Tout cela n'est qu'un jeu de dupe au détriment des salariés en euro : ils s'intéressent peut à ce sujet et 97% d'entre eux ignorent que le candidat pour lequel ils ont voté défend l'idée que les frontaliers continuent de payer 3 fois moins cher qu'eux leur assurance maladie.

En 2014, les frontaliers seront les premières victimes de ces jeux d'intérêts dans lesquels ils se font manipuler. En 2014, faute de préparation pertinente, ils risquent fortement de ne pas avoir accès aux filières de soin sur leur lieu de travail : ils devront revenir à St Julien ou Annemasse pour un rdv de dentiste. En 2014, les hôpitaux et les médecins français ne seront pas prêts à assumer 70 000 habitants supplémentaires. En 2014, les élus n'auront pas préparé de solutions alternatives comme une réouverture temporaire du choix du pays. En 2014, ou six mois plus tard peut être, les frontaliers comprendront qu'ils ont été trahis autant par le groupement des frontaliers que par ces élus irresponsables. Ces positions du groupement des frontaliers défendant ce qui est un privilège contribue à exacerber les tensions entre frontaliers et salariés en euros.

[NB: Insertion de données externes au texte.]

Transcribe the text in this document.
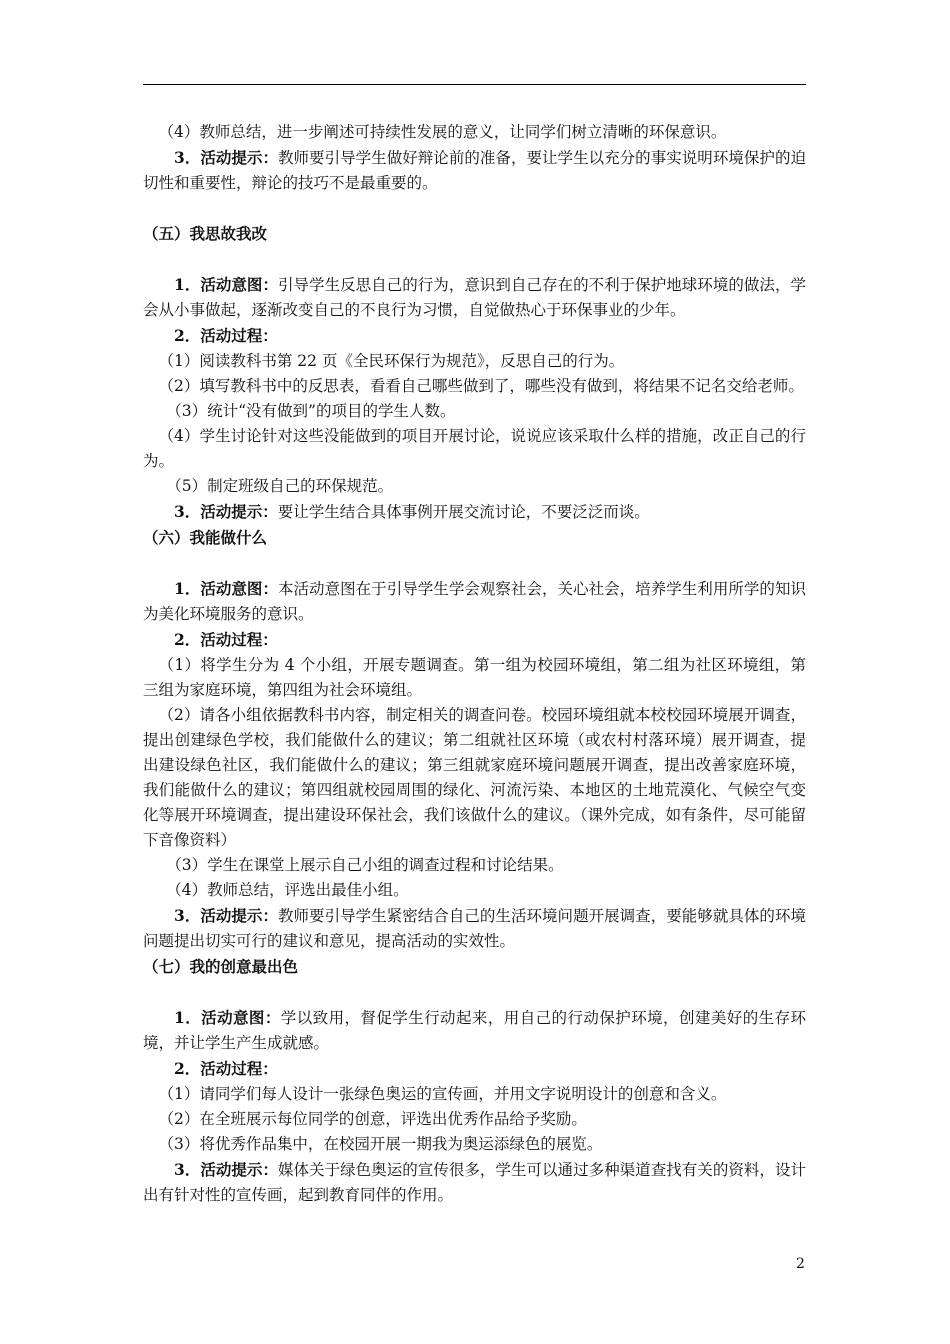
（4）教师总结，进一步阐述可持续性发展的意义，让同学们树立清晰的环保意识。

3．活动提示：教师要引导学生做好辩论前的准备，要让学生以充分的事实说明环境保护的迫切性和重要性，辩论的技巧不是最重要的。

（五）我思故我改

1．活动意图：引导学生反思自己的行为，意识到自己存在的不利于保护地球环境的做法，学会从小事做起，逐渐改变自己的不良行为习惯，自觉做热心于环保事业的少年。

2．活动过程：

（1）阅读教科书第 22 页《全民环保行为规范》，反思自己的行为。

（2）填写教科书中的反思表，看看自己哪些做到了，哪些没有做到，将结果不记名交给老师。

（3）统计“没有做到”的项目的学生人数。

（4）学生讨论针对这些没能做到的项目开展讨论，说说应该采取什么样的措施，改正自己的行为。

（5）制定班级自己的环保规范。

3．活动提示：要让学生结合具体事例开展交流讨论，不要泛泛而谈。

（六）我能做什么

1．活动意图：本活动意图在于引导学生学会观察社会，关心社会，培养学生利用所学的知识为美化环境服务的意识。

2．活动过程：

（1）将学生分为 4 个小组，开展专题调查。第一组为校园环境组，第二组为社区环境组，第三组为家庭环境，第四组为社会环境组。

（2）请各小组依据教科书内容，制定相关的调查问卷。校园环境组就本校校园环境展开调查，提出创建绿色学校，我们能做什么的建议；第二组就社区环境（或农村村落环境）展开调查，提出建设绿色社区，我们能做什么的建议；第三组就家庭环境问题展开调查，提出改善家庭环境，我们能做什么的建议；第四组就校园周围的绿化、河流污染、本地区的土地荒漠化、气候空气变化等展开环境调查，提出建设环保社会，我们该做什么的建议。（课外完成，如有条件，尽可能留下音像资料）

（3）学生在课堂上展示自己小组的调查过程和讨论结果。

（4）教师总结，评选出最佳小组。

3．活动提示：教师要引导学生紧密结合自己的生活环境问题开展调查，要能够就具体的环境问题提出切实可行的建议和意见，提高活动的实效性。

（七）我的创意最出色

1．活动意图：学以致用，督促学生行动起来，用自己的行动保护环境，创建美好的生存环境，并让学生产生成就感。

2．活动过程：

（1）请同学们每人设计一张绿色奥运的宣传画，并用文字说明设计的创意和含义。

（2）在全班展示每位同学的创意，评选出优秀作品给予奖励。

（3）将优秀作品集中，在校园开展一期我为奥运添绿色的展览。

3．活动提示：媒体关于绿色奥运的宣传很多，学生可以通过多种渠道查找有关的资料，设计出有针对性的宣传画，起到教育同伴的作用。

2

Le plus frappant c'est que cela n'a pas pesé le moins du monde sur le vote. Les électeurs n'ont répondu qu'à une seule question : pour ou contre le gouvernement. Alors pourquoi avoir sacrifié l'intérêt général, l'égalité entre les habitants, la préparation de ces échéances pour les frontaliers, l'honnêteté ?

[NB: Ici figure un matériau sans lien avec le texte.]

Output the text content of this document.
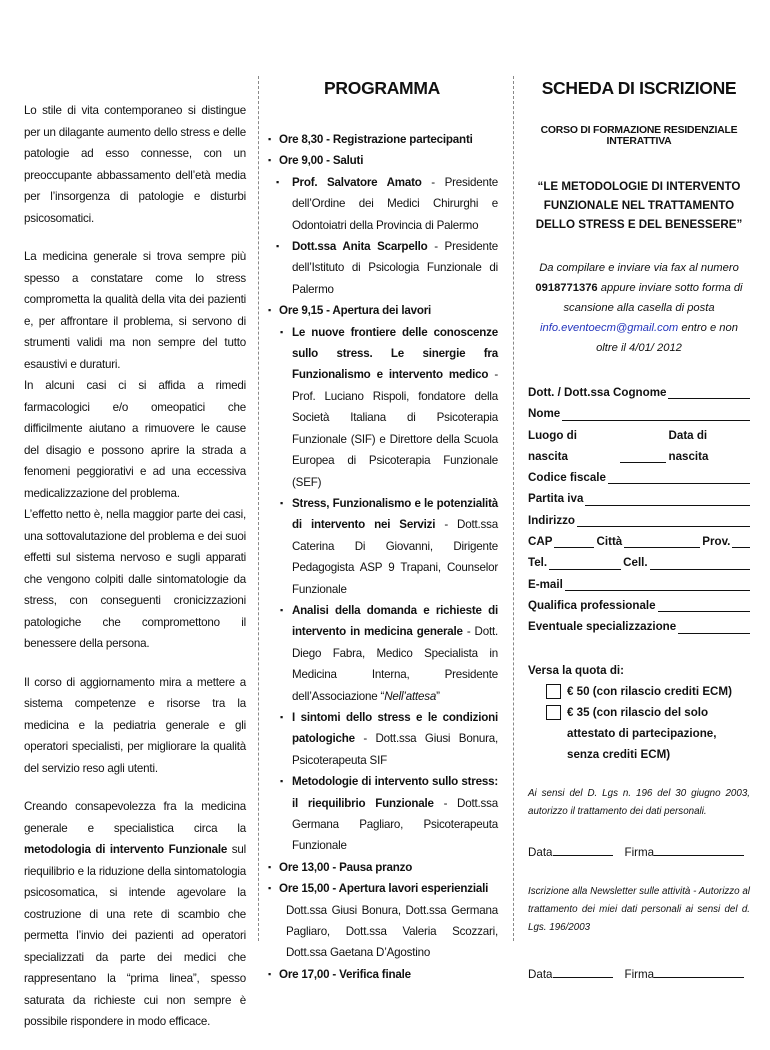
Lo stile di vita contemporaneo si distingue per un dilagante aumento dello stress e delle patologie ad esso connesse, con un preoccupante abbassamento dell’età media per l’insorgenza di patologie e disturbi psicosomatici.

La medicina generale si trova sempre più spesso a constatare come lo stress comprometta la qualità della vita dei pazienti e, per affrontare il problema, si servono di strumenti validi ma non sempre del tutto esaustivi e duraturi.

In alcuni casi ci si affida a rimedi farmacologici e/o omeopatici che difficilmente aiutano a rimuovere le cause del disagio e possono aprire la strada a fenomeni peggiorativi e ad una eccessiva medicalizzazione del problema.

L’effetto netto è, nella maggior parte dei casi, una sottovalutazione del problema e dei suoi effetti sul sistema nervoso e sugli apparati che vengono colpiti dalle sintomatologie da stress, con conseguenti cronicizzazioni patologiche che compromettono il benessere della persona.

Il corso di aggiornamento mira a mettere a sistema competenze e risorse tra la medicina e la pediatria generale e gli operatori specialisti, per migliorare la qualità del servizio reso agli utenti.

Creando consapevolezza fra la medicina generale e specialistica circa la metodologia di intervento Funzionale sul riequilibrio e la riduzione della sintomatologia psicosomatica, si intende agevolare la costruzione di una rete di scambio che permetta l’invio dei pazienti ad operatori specializzati da parte dei medici che rappresentano la “prima linea”, spesso saturata da richieste cui non sempre è possibile rispondere in modo efficace.

PROGRAMMA
▪ Ore 8,30 - Registrazione partecipanti
▪ Ore 9,00 - Saluti
▪ Prof. Salvatore Amato - Presidente dell’Ordine dei Medici Chirurghi e Odontoiatri della Provincia di Palermo
▪ Dott.ssa Anita Scarpello - Presidente dell’Istituto di Psicologia Funzionale di Palermo
▪ Ore 9,15 - Apertura dei lavori
▪ Le nuove frontiere delle conoscenze sullo stress. Le sinergie fra Funzionalismo e intervento medico - Prof. Luciano Rispoli, fondatore della Società Italiana di Psicoterapia Funzionale (SIF) e Direttore della Scuola Europea di Psicoterapia Funzionale (SEF)
▪ Stress, Funzionalismo e le potenzialità di intervento nei Servizi - Dott.ssa Caterina Di Giovanni, Dirigente Pedagogista ASP 9 Trapani, Counselor Funzionale
▪ Analisi della domanda e richieste di intervento in medicina generale - Dott. Diego Fabra, Medico Specialista in Medicina Interna, Presidente dell’Associazione “Nell’attesa”
▪ I sintomi dello stress e le condizioni patologiche - Dott.ssa Giusi Bonura, Psicoterapeuta SIF
▪ Metodologie di intervento sullo stress: il riequilibrio Funzionale - Dott.ssa Germana Pagliaro, Psicoterapeuta Funzionale
▪ Ore 13,00 - Pausa pranzo
▪ Ore 15,00 - Apertura lavori esperienziali
Dott.ssa Giusi Bonura, Dott.ssa Germana Pagliaro, Dott.ssa Valeria Scozzari, Dott.ssa Gaetana D’Agostino
▪ Ore 17,00 - Verifica finale
SCHEDA DI ISCRIZIONE
CORSO DI FORMAZIONE RESIDENZIALE INTERATTIVA
“LE METODOLOGIE DI INTERVENTO FUNZIONALE NEL TRATTAMENTO DELLO STRESS E DEL BENESSERE”
Da compilare e inviare via fax al numero
0918771376 appure inviare sotto forma di scansione alla casella di posta info.eventoecm@gmail.com entro e non oltre il 4/01/ 2012
Dott. / Dott.ssa Cognome
Nome
Luogo di nascita
Data di nascita
Codice fiscale
Partita iva
Indirizzo
CAP	Città	Prov.
Tel.	Cell.
E-mail
Qualifica professionale
Eventuale specializzazione
Versa la quota di:
€ 50 (con rilascio crediti ECM)
€ 35 (con rilascio del solo attestato di partecipazione, senza crediti ECM)
Ai sensi del D. Lgs n. 196 del 30 giugno 2003, autorizzo il trattamento dei dati personali.
Data	Firma
Iscrizione alla Newsletter sulle attività - Autorizzo al trattamento dei miei dati personali ai sensi del d. Lgs. 196/2003
Data	Firma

Pour notre part, nous sommes fiers d'avoir su rester honnêtes, francs, sincères et d'avoir défendu autant l'équité entre les habitants que l'intérêt des frontaliers de préparer cette échéance de 2014. Et nous continuerons de défendre cela, parce que dans les temps mouvementés qui s'annoncent pour le pays après ces élections législatives, il y aura besoin de leaders qui savent tenir un cap et des valeurs.